It’s Monday and that means it is time to invest in our cognitive capacity so that we can win the day, week, and finish the month of October strong as we round the corner to the final 60 days of 2019.

Every Algorithm needs a Humarithm
One of my favorite futurists/thought leaders Gerd Leonhard coined the word humarithm and centers a bunch of his work and research around the future of technology vs humanity. Humarithms differ from algorithms in Gerd’s summary slide below.

Algorithms and machine learning are intended to assist in the reduction of our cognitive load in sensory and working memory processing, but left unchecked without conscious intention (development of our humarithms) we can forget to use this increased bandwidth to actually “think” or learn new things. This leads to us becoming too reliant/addicted to the feed and our existing biases/schemas. As an investor, this can cause us to miss the arbitrage opportunities and as someone seeking alpha returns from the market in life and business, it can also make it harder to “escape the herd”.
Learning Faster with Cognitive Load Theory
Cognitive Load Theory (CLT) is a toolkit developed and published over 30 years ago by John Sweller, et al in 1988, that you can use to reduce your cognitive load and increase your learning power to balance out the impact of our present-day sensory overload reality and absorb new ideas and context more fluidly.
CLT helps you design a personalized rapid-learning method that reduces the demands on your working memory so that they learn more effectively. Working memory is the place where your brain works with a variety of new sensory inputs and decides whether to discard them immediately or move them into a bundle/schema that can begin to be stored in long-term memory through the activity of repetition. You can apply the concept of cognitive load to learning and training in several ways.
1) Measure expertise and adapt the presentation of new information-It’s ok to be “dumb” despite what we were conditioned to believe through 14,000 hours of our K-12 education. Learning requires us to move through unconscious incompetence (we don’t know what we don’t know) to unconscious competence (we can do without thinking).. Schemas (or paradigms) are packets of complexity that our mind has distilled into a unit of “1” piece of “knowing” that reduces the load on our working memory so that we can ingest the new thing (unknown) and contextualize or connect the dots to things we already “know”.
Sometimes at this phase, we have zero prior knowledge (or schemas) to work with so measuring our expertise (or lack thereof) in an area provides us a good baseline of how much further we need to go back into the basics to establish the proper schemas (context) to ingest the new idea. As an example, that is timely, if you don’t understand or have schemas related to how fractional reserve banking or the current monetary system was set up, is administered, and etc, then it is difficult to fully understand the power and possibility of a decentralized monetary system like Bitcoin. Therefore you should test your current understanding of the existing monetary system as you learn about the potential new scenarios.
“Complexity is the enemy of execution” ~ Tony Robbins
2) Reduce the problem space- with complex problems/systems (like the financial markets or global economy today), the learner needs to work backward from their desired goal to the present state. Doing this requires you to hold a lot of information in your working memory simultaneously. Focusing on the goal also takes attention away from the information being learned, which makes learning less effective.

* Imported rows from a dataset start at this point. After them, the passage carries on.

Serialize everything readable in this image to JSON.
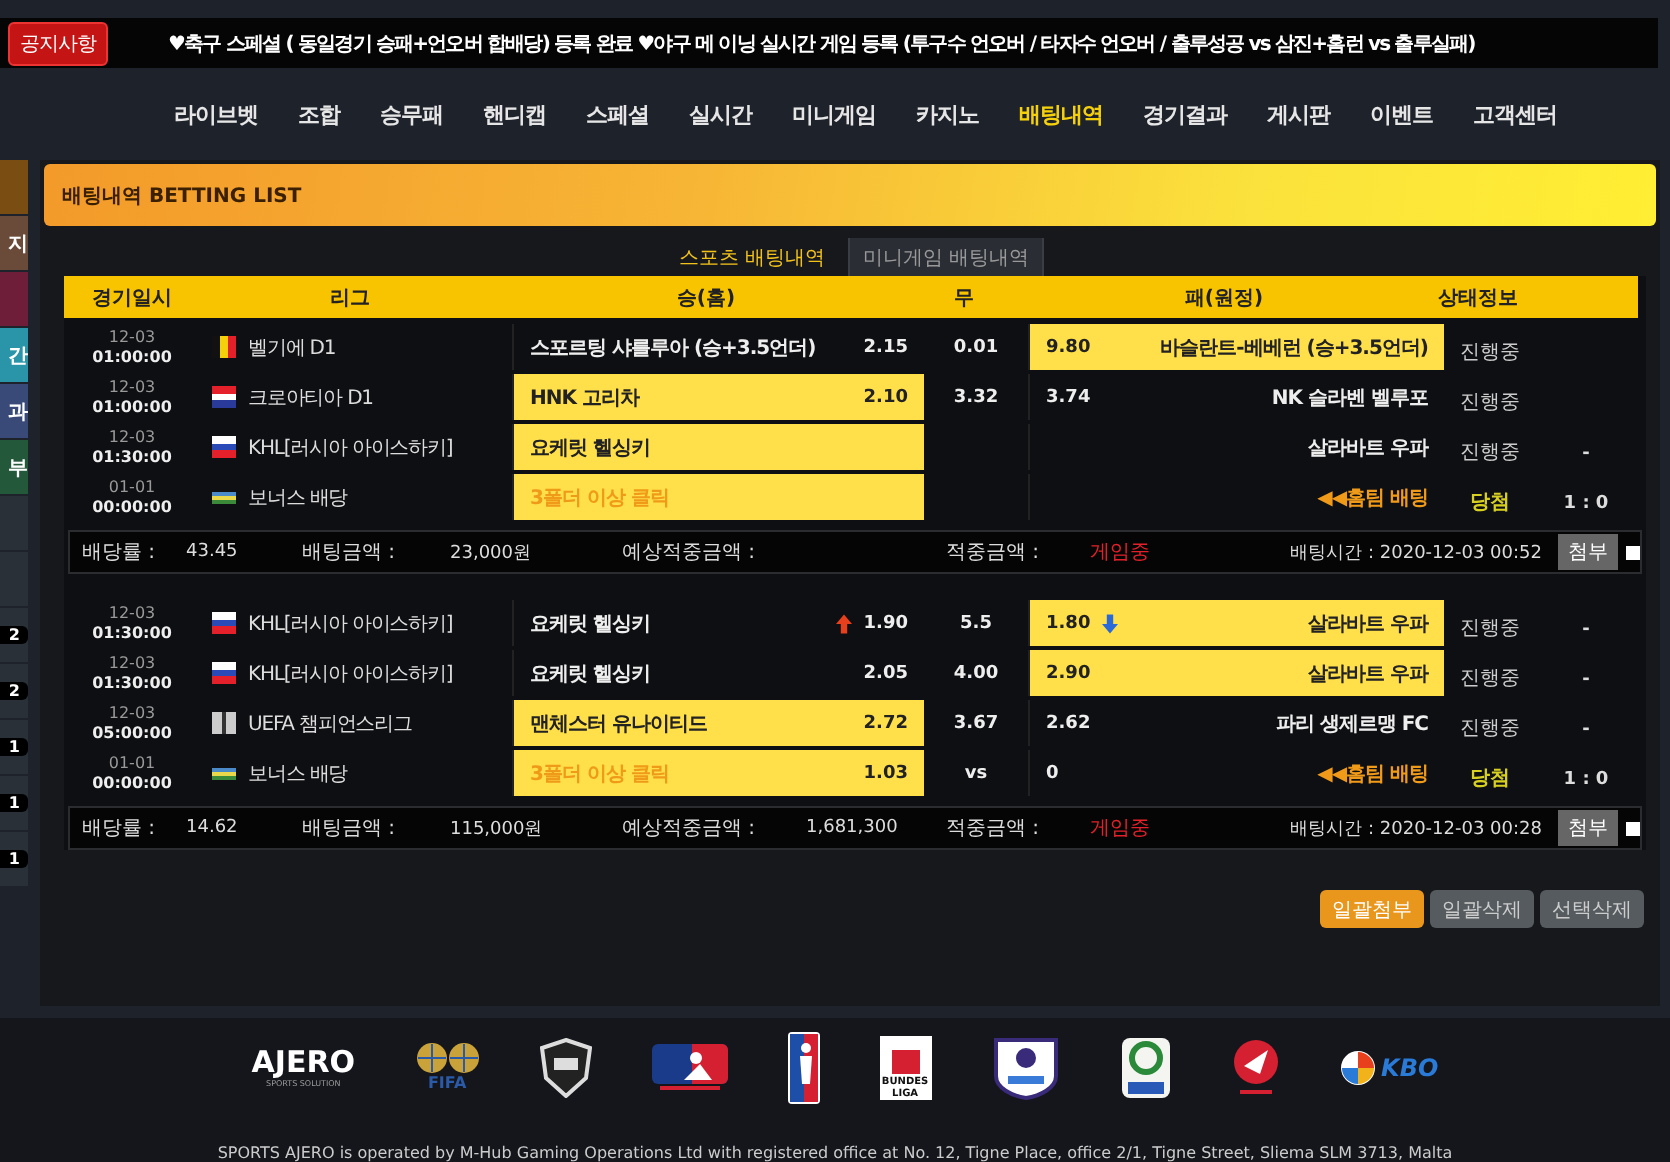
{
  "notice": {
    "badge": "공지사항",
    "text": "♥축구 스페셜 ( 동일경기 승패+언오버 합배당) 등록 완료  ♥야구 메 이닝 실시간 게임 등록 (투구수 언오버 / 타자수 언오버 / 출루성공 vs 삼진+홈런 vs 출루실패)"
  },
  "nav": [
    {
      "label": "라이브벳",
      "selected": false
    },
    {
      "label": "조합",
      "selected": false
    },
    {
      "label": "승무패",
      "selected": false
    },
    {
      "label": "핸디캡",
      "selected": false
    },
    {
      "label": "스페셜",
      "selected": false
    },
    {
      "label": "실시간",
      "selected": false
    },
    {
      "label": "미니게임",
      "selected": false
    },
    {
      "label": "카지노",
      "selected": false
    },
    {
      "label": "배팅내역",
      "selected": true
    },
    {
      "label": "경기결과",
      "selected": false
    },
    {
      "label": "게시판",
      "selected": false
    },
    {
      "label": "이벤트",
      "selected": false
    },
    {
      "label": "고객센터",
      "selected": false
    }
  ],
  "sidebar": [
    {
      "color": "#7a4e12"
    },
    {
      "label": "지",
      "color": "#6a4a38"
    },
    {
      "color": "#6e1e38"
    },
    {
      "label": "간",
      "color": "#2a94a8"
    },
    {
      "label": "과",
      "color": "#3a4a78"
    },
    {
      "label": "부",
      "color": "#24583a"
    },
    {
      "color": "#2a3038"
    },
    {
      "color": "#2a3038"
    },
    {
      "label": "2",
      "color": "#2a3038"
    },
    {
      "label": "2",
      "color": "#2a3038"
    },
    {
      "label": "1",
      "color": "#2a3038"
    },
    {
      "label": "1",
      "color": "#2a3038"
    },
    {
      "label": "1",
      "color": "#2a3038"
    }
  ],
  "page_title": "배팅내역 BETTING LIST",
  "tabs": [
    {
      "label": "스포츠 배팅내역",
      "selected": true
    },
    {
      "label": "미니게임 배팅내역",
      "selected": false
    }
  ],
  "columns": [
    "경기일시",
    "리그",
    "승(홈)",
    "무",
    "패(원정)",
    "상태정보"
  ],
  "bets": [
    {
      "rows": [
        {
          "date": "12-03",
          "time": "01:00:00",
          "flag": {
            "kind": "belgium"
          },
          "league": "벨기에 D1",
          "home": {
            "name": "스포르팅 샤를루아 (승+3.5언더)",
            "odds": "2.15",
            "selected": false,
            "kind": "team",
            "rising": false,
            "falling": false
          },
          "draw": "0.01",
          "away": {
            "name": "바슬란트-베베런 (승+3.5언더)",
            "odds": "9.80",
            "selected": true,
            "kind": "team",
            "rising": false,
            "falling": false
          },
          "status": "진행중",
          "won": false
        },
        {
          "date": "12-03",
          "time": "01:00:00",
          "flag": {
            "kind": "croatia"
          },
          "league": "크로아티아 D1",
          "home": {
            "name": "HNK 고리차",
            "odds": "2.10",
            "selected": true,
            "kind": "team",
            "rising": false,
            "falling": false
          },
          "draw": "3.32",
          "away": {
            "name": "NK 슬라벤 벨루포",
            "odds": "3.74",
            "selected": false,
            "kind": "team",
            "rising": false,
            "falling": false
          },
          "status": "진행중",
          "won": false
        },
        {
          "date": "12-03",
          "time": "01:30:00",
          "flag": {
            "kind": "russia"
          },
          "league": "KHL[러시아 아이스하키]",
          "home": {
            "name": "요케릿 헬싱키",
            "selected": true,
            "kind": "team",
            "rising": false,
            "falling": false
          },
          "away": {
            "name": "살라바트 우파",
            "selected": false,
            "kind": "team",
            "rising": false,
            "falling": false
          },
          "status": "진행중",
          "won": false,
          "score": "-"
        },
        {
          "date": "01-01",
          "time": "00:00:00",
          "flag": {
            "kind": "bonus"
          },
          "league": "보너스 배당",
          "home": {
            "name": "3폴더 이상 클릭",
            "selected": true,
            "kind": "bonus",
            "rising": false,
            "falling": false
          },
          "away": {
            "name": "◀◀홈팀 배팅",
            "selected": false,
            "kind": "bonus",
            "rising": false,
            "falling": false
          },
          "status": "당첨",
          "won": true,
          "score": "1 : 0"
        }
      ],
      "summary": {
        "rate_label": "배당률 :",
        "rate": "43.45",
        "amount_label": "배팅금액 :",
        "amount": "23,000원",
        "expected_label": "예상적중금액 :",
        "win_label": "적중금액 :",
        "win": "게임중",
        "time": "배팅시간 : 2020-12-03 00:52",
        "attach": "첨부",
        "checked": false
      }
    },
    {
      "rows": [
        {
          "date": "12-03",
          "time": "01:30:00",
          "flag": {
            "kind": "russia"
          },
          "league": "KHL[러시아 아이스하키]",
          "home": {
            "name": "요케릿 헬싱키",
            "odds": "1.90",
            "selected": false,
            "kind": "team",
            "rising": true,
            "falling": false
          },
          "draw": "5.5",
          "away": {
            "name": "살라바트 우파",
            "odds": "1.80",
            "selected": true,
            "kind": "team",
            "rising": false,
            "falling": true
          },
          "status": "진행중",
          "won": false,
          "score": "-"
        },
        {
          "date": "12-03",
          "time": "01:30:00",
          "flag": {
            "kind": "russia"
          },
          "league": "KHL[러시아 아이스하키]",
          "home": {
            "name": "요케릿 헬싱키",
            "odds": "2.05",
            "selected": false,
            "kind": "team",
            "rising": false,
            "falling": false
          },
          "draw": "4.00",
          "away": {
            "name": "살라바트 우파",
            "odds": "2.90",
            "selected": true,
            "kind": "team",
            "rising": false,
            "falling": false
          },
          "status": "진행중",
          "won": false,
          "score": "-"
        },
        {
          "date": "12-03",
          "time": "05:00:00",
          "flag": {
            "kind": "uefa"
          },
          "league": "UEFA 챔피언스리그",
          "home": {
            "name": "맨체스터 유나이티드",
            "odds": "2.72",
            "selected": true,
            "kind": "team",
            "rising": false,
            "falling": false
          },
          "draw": "3.67",
          "away": {
            "name": "파리 생제르맹 FC",
            "odds": "2.62",
            "selected": false,
            "kind": "team",
            "rising": false,
            "falling": false
          },
          "status": "진행중",
          "won": false,
          "score": "-"
        },
        {
          "date": "01-01",
          "time": "00:00:00",
          "flag": {
            "kind": "bonus"
          },
          "league": "보너스 배당",
          "home": {
            "name": "3폴더 이상 클릭",
            "odds": "1.03",
            "selected": true,
            "kind": "bonus",
            "rising": false,
            "falling": false
          },
          "draw": "vs",
          "away": {
            "name": "◀◀홈팀 배팅",
            "odds": "0",
            "selected": false,
            "kind": "bonus",
            "rising": false,
            "falling": false
          },
          "status": "당첨",
          "won": true,
          "score": "1 : 0"
        }
      ],
      "summary": {
        "rate_label": "배당률 :",
        "rate": "14.62",
        "amount_label": "배팅금액 :",
        "amount": "115,000원",
        "expected_label": "예상적중금액 :",
        "expected": "1,681,300",
        "win_label": "적중금액 :",
        "win": "게임중",
        "time": "배팅시간 : 2020-12-03 00:28",
        "attach": "첨부",
        "checked": false
      }
    }
  ],
  "actions": [
    {
      "label": "일괄첨부",
      "kind": "primary"
    },
    {
      "label": "일괄삭제",
      "kind": "secondary"
    },
    {
      "label": "선택삭제",
      "kind": "secondary"
    }
  ],
  "footer": {
    "logos": [
      {
        "kind": "ajero",
        "text": "AJERO",
        "sub": "SPORTS SOLUTION"
      },
      {
        "kind": "fifa",
        "text": "FIFA"
      },
      {
        "kind": "nhl"
      },
      {
        "kind": "mlb"
      },
      {
        "kind": "nba"
      },
      {
        "kind": "bundesliga",
        "text": "BUNDES LIGA"
      },
      {
        "kind": "epl"
      },
      {
        "kind": "seriea"
      },
      {
        "kind": "kleague"
      },
      {
        "kind": "kbo",
        "text": "KBO"
      }
    ],
    "text": "SPORTS AJERO is operated by M-Hub Gaming Operations Ltd with registered office at No. 12, Tigne Place, office 2/1, Tigne Street, Sliema SLM 3713, Malta"
  }
}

A better approach is to break the problem down into parts (reverse engineer backward from the goal to learn and build schemas for each layer of complexity) as a way to find simplicity on the other side of this complexity. Reducing the problem space lightens the cognitive load, making learning and the building of new schemas (i.e. cognitive short cuts) more effective.
3) Reduce the Split-Attention effect-When learning new things the load on working memory is harmed when you have two or more visual or audio stimuli to contend with at once. For example. If you are looking at a diagram or chart, then having a narrative over top of it will actually be better than trying to read a manual about it in parallel. Vice-Versa if you are listening to an audio podcast, you will want to reduce related background noise (traffic noise, side-conversations, etc) to preserve cognitive load. Failure to reduce these avoidable cognitive loads makes it more difficult to create new schemas as rapidly.

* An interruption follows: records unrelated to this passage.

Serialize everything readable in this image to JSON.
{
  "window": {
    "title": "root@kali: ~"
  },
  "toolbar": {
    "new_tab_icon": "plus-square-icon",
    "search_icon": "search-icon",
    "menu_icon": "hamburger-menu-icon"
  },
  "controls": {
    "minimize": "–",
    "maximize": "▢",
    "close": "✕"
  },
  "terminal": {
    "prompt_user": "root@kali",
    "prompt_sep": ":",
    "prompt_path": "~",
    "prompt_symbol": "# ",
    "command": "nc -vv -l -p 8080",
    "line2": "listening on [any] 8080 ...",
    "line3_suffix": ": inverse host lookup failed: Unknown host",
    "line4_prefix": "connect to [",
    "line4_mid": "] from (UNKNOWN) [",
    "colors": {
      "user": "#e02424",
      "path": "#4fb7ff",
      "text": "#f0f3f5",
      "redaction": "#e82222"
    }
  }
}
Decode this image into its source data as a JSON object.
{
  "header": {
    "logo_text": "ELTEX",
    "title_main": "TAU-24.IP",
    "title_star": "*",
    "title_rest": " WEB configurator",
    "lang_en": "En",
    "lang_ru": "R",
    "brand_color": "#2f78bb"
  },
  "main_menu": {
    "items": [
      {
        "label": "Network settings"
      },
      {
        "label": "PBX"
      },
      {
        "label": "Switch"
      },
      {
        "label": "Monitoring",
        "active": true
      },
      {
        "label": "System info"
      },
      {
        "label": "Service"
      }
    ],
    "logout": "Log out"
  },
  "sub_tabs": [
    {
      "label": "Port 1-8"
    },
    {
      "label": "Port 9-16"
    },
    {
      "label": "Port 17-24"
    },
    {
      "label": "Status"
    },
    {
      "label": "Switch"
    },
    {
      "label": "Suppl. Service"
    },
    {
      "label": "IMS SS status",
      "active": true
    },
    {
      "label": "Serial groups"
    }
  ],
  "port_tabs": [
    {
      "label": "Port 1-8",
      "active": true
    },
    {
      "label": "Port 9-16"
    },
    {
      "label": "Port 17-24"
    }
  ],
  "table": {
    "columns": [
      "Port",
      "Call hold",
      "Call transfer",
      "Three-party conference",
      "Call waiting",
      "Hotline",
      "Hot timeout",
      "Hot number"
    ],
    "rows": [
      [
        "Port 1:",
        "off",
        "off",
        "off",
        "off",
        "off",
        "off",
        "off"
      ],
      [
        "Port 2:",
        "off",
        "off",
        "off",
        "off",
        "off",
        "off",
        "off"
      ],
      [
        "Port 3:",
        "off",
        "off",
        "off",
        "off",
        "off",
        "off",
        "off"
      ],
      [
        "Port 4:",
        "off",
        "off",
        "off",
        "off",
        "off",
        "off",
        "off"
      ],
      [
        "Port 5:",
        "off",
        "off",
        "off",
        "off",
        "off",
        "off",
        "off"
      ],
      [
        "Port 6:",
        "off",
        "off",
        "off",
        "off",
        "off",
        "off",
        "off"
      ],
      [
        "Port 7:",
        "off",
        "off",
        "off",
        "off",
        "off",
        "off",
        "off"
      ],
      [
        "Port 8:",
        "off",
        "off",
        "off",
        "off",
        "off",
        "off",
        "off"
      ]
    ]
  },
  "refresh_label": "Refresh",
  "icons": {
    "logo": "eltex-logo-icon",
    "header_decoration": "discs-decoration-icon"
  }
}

4) Use auditory and visual channels simultaneously to extend working memory capacity- You can overcome the drain on cognitive load from split-attention theory to combine audio and visual channels because each has its own working memory capacity.

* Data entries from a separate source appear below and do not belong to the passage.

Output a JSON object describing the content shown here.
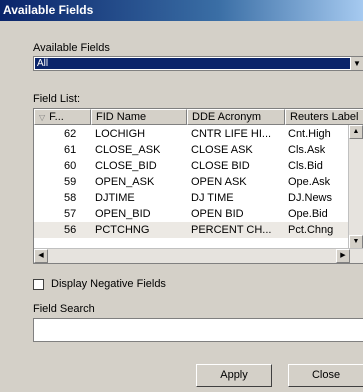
{
  "window": {
    "title": "Available Fields"
  },
  "available_fields": {
    "label": "Available Fields",
    "selected": "All"
  },
  "field_list": {
    "label": "Field List:",
    "columns": [
      "F...",
      "FID Name",
      "DDE Acronym",
      "Reuters Label"
    ],
    "rows": [
      {
        "fid": "62",
        "name": "LOCHIGH",
        "dde": "CNTR LIFE HI...",
        "label": "Cnt.High"
      },
      {
        "fid": "61",
        "name": "CLOSE_ASK",
        "dde": "CLOSE ASK",
        "label": "Cls.Ask"
      },
      {
        "fid": "60",
        "name": "CLOSE_BID",
        "dde": "CLOSE BID",
        "label": "Cls.Bid"
      },
      {
        "fid": "59",
        "name": "OPEN_ASK",
        "dde": "OPEN ASK",
        "label": "Ope.Ask"
      },
      {
        "fid": "58",
        "name": "DJTIME",
        "dde": "DJ TIME",
        "label": "DJ.News"
      },
      {
        "fid": "57",
        "name": "OPEN_BID",
        "dde": "OPEN BID",
        "label": "Ope.Bid"
      },
      {
        "fid": "56",
        "name": "PCTCHNG",
        "dde": "PERCENT CH...",
        "label": "Pct.Chng"
      }
    ]
  },
  "display_negative": {
    "label": "Display Negative Fields",
    "checked": false
  },
  "field_search": {
    "label": "Field Search",
    "value": ""
  },
  "buttons": {
    "apply": "Apply",
    "close": "Close"
  }
}
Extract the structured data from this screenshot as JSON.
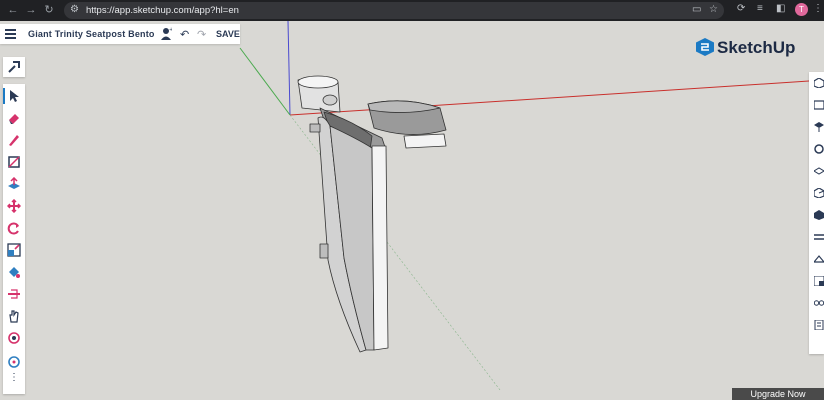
{
  "browser": {
    "url": "https://app.sketchup.com/app?hl=en",
    "profile_initial": "T"
  },
  "header": {
    "doc_title": "Giant Trinity Seatpost Bento",
    "save_label": "SAVE"
  },
  "logo": {
    "text": "SketchUp"
  },
  "left_toolbar": {
    "tools": [
      "select-icon",
      "eraser-icon",
      "pencil-icon",
      "rectangle-icon",
      "push-pull-icon",
      "move-icon",
      "rotate-icon",
      "scale-icon",
      "paint-bucket-icon",
      "section-plane-icon",
      "pan-icon",
      "orbit-icon",
      "tape-measure-icon"
    ],
    "more_label": "⋮"
  },
  "right_toolbar": {
    "tools": [
      "entity-info-icon",
      "instructor-icon",
      "components-icon",
      "materials-icon",
      "styles-icon",
      "scenes-icon",
      "layers-icon",
      "outliner-icon",
      "solid-tools-icon",
      "display-icon",
      "glasses-icon",
      "report-icon"
    ]
  },
  "upgrade": {
    "label": "Upgrade Now"
  },
  "colors": {
    "viewport_bg": "#d9d8d4",
    "axis_red": "#c9302c",
    "axis_green": "#4caa4f",
    "axis_blue": "#4a4ad0",
    "ui_navy": "#2b3a55",
    "accent_blue": "#1b7ac4"
  }
}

In a 1998 study by Mayer and Moreno, for example, students were found to learn most effectively when they were shown an animation that was accompanied by narration, rather than the using same animation with added on-screen text.
Learners (not the learn-ed) will inherit the future
Your and my ability to design rapid-learning practices using proven frameworks like CLT to design our learning architecture is a requirement for the faster future we are living and investing into each day. Be willing to embrace our constraints versus resist them. Be willing to leverage CLT as a tool to hack those constraints. Be willing and excited to be temporarily “dumb” and be motivated that all of this effort will help you escape the herd that blindly follows the status quo into a financial slaughter.